Longtime city of Buckley employee and volunteer firefighter John Justice was surprised to receive the Families First Coalition’s final White River Communities Champion Award during the Buckley City Council meeting June 28.
The retired city employee and Vietnam War veteran joined White River School District volunteers Diane Robinson and Kristi Shafer as the first recipients for what the Coalition hopes will become an annual award honoring the unsung heros who volunteer in their community.
The FCC, a 15-year-old Buckley area organization, is made up of community, city, school, business and health and human service leaders who promote activities and partnerships that support the health and human service needs of individuals, youth and families in order to strengthen White River area communities. Monica Gaub served as committee chair for the project.
She and FCC Facilitator Amy Molen said they hope to present the award annually to recognize the commitment of those who make the community a better place to live, learn and grow.

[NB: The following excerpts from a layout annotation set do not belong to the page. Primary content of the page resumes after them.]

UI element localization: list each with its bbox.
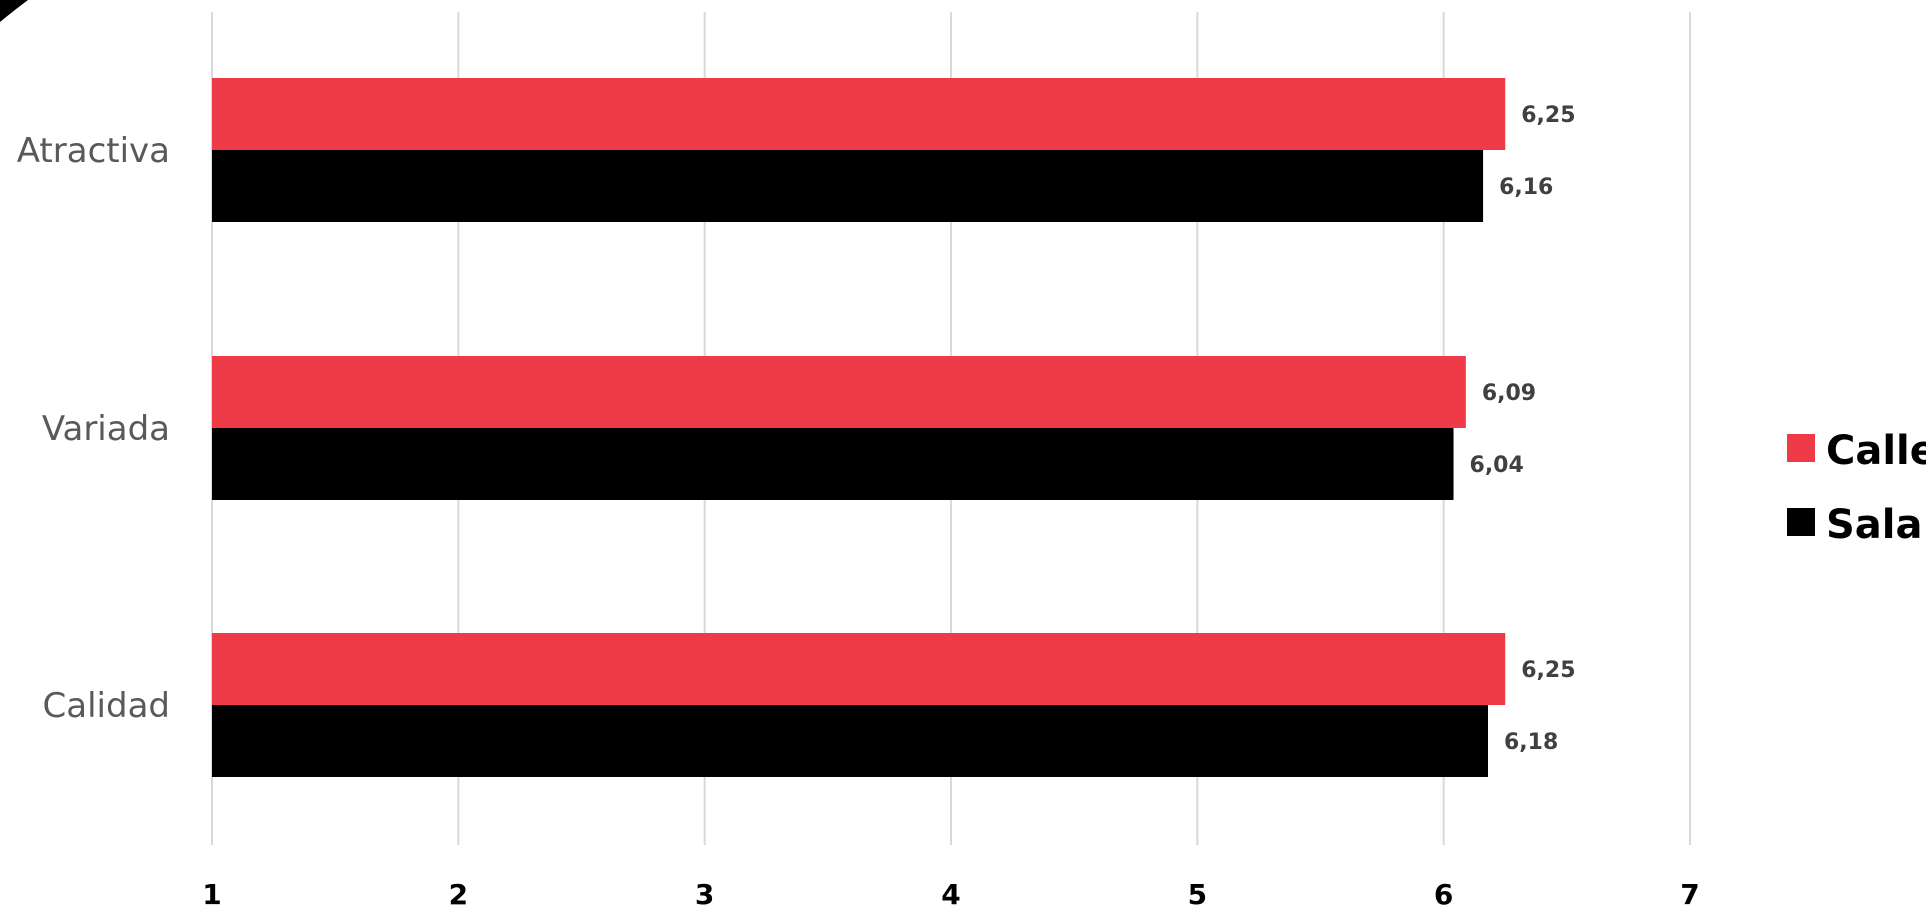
data-label: 6,09 <box>1482 381 1536 406</box>
value-axis: 1 2 3 4 5 6 7 <box>202 878 1699 906</box>
x-tick-label: 3 <box>695 878 714 906</box>
legend-label: Calle <box>1826 428 1926 474</box>
bar-sala <box>212 150 1484 222</box>
bar-calle <box>212 356 1466 428</box>
legend-label: Sala <box>1826 502 1923 548</box>
bar-calle <box>212 78 1506 150</box>
category-label: Calidad <box>43 686 170 726</box>
data-label: 6,25 <box>1521 103 1575 128</box>
x-tick-label: 1 <box>202 878 221 906</box>
bar-sala <box>212 705 1489 777</box>
bar-calle <box>212 633 1506 705</box>
category-label: Atractiva <box>17 131 170 171</box>
data-labels: 6,25 6,16 6,09 6,04 6,25 6,18 <box>1470 103 1576 755</box>
legend-swatch-sala <box>1787 508 1815 536</box>
x-tick-label: 4 <box>941 878 960 906</box>
x-tick-label: 6 <box>1434 878 1453 906</box>
x-tick-label: 7 <box>1680 878 1699 906</box>
corner-decoration <box>0 0 28 22</box>
data-label: 6,16 <box>1499 175 1553 200</box>
bar-sala <box>212 428 1454 500</box>
data-label: 6,18 <box>1504 730 1558 755</box>
category-axis: Atractiva Variada Calidad <box>17 131 170 726</box>
legend: Calle Sala <box>1787 428 1926 548</box>
x-tick-label: 5 <box>1188 878 1207 906</box>
legend-swatch-calle <box>1787 434 1815 462</box>
bars <box>212 78 1506 777</box>
data-label: 6,25 <box>1521 658 1575 683</box>
data-label: 6,04 <box>1470 453 1524 478</box>
category-label: Variada <box>42 409 170 449</box>
x-tick-label: 2 <box>449 878 468 906</box>
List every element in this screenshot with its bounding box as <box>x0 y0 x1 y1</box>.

“There are many wonderful individuals and groups who give of their time and talent to help others and make both small and large contributions within the White River School District,” Molen said. “Their contributions do not go unnoticed, be it within their organization, school, or community they serve in or by the lives they alter along the way. They are often behind the scenes, or the extent of how they impact others is not always known. For many, it is their life’s work.”
The committee sifted through several nominees before making this year’s selections.
Justice has been a Buckley volunteer fire fighter for more than 25 years. His letters of recommendation pointed out the countless hours he has spent helping with the fire department’s year-round activities as well as lending a hand around the city whenever necessary. He also went to New Orleans to help with Hurricane Katrina.
“We’ve been lucky enough to have John as our next door neighbor, but we’ve witnessed him be a ‘neighbor’ to the entire community,” wrote one letter writer.
“He has never turned down a request for help and he does all these things without the expectation of anything in return – that is the sign of a community champion,” wrote another.
Robinson and Shafer have been volunteering in their respective schools for decades.
Robinson began volunteering first in the Wilkeson Elementary library, as an assistant in 2003, and most recently with teacher Cindy Thompson.
“The special thing about her was that she was not a parent, but a grandparent of two of our students,” Thompson wrote. “Her oldest grandchild graduated from White River High School last year and her youngest is in high school. Diane still faithfully comes every week to help at Wilkeson Elementary.
“It is hard to find dependable volunteers and Diane’s commitment to our school for over eight years is amazing.”
Shafer has been a parent volunteer at Foothills Elementary for more than 17 years. Her sons finished their education there many years ago.
She has also been a PTA executive board member as well as being active with that organization at the state level. She too volunteered in the school’s library, where she would spend three to four days a week when the district’s library position was eliminated.
“Kristi is a valuable part of the Foothills family,” one recommendation letter noted. “She has touched the lives of countless students over the years in ways she may never know. She is loved by all staff and students alike. The hours and energy she gives of herself is truly noticed and appreciated by all who know her and treasure her friendship.”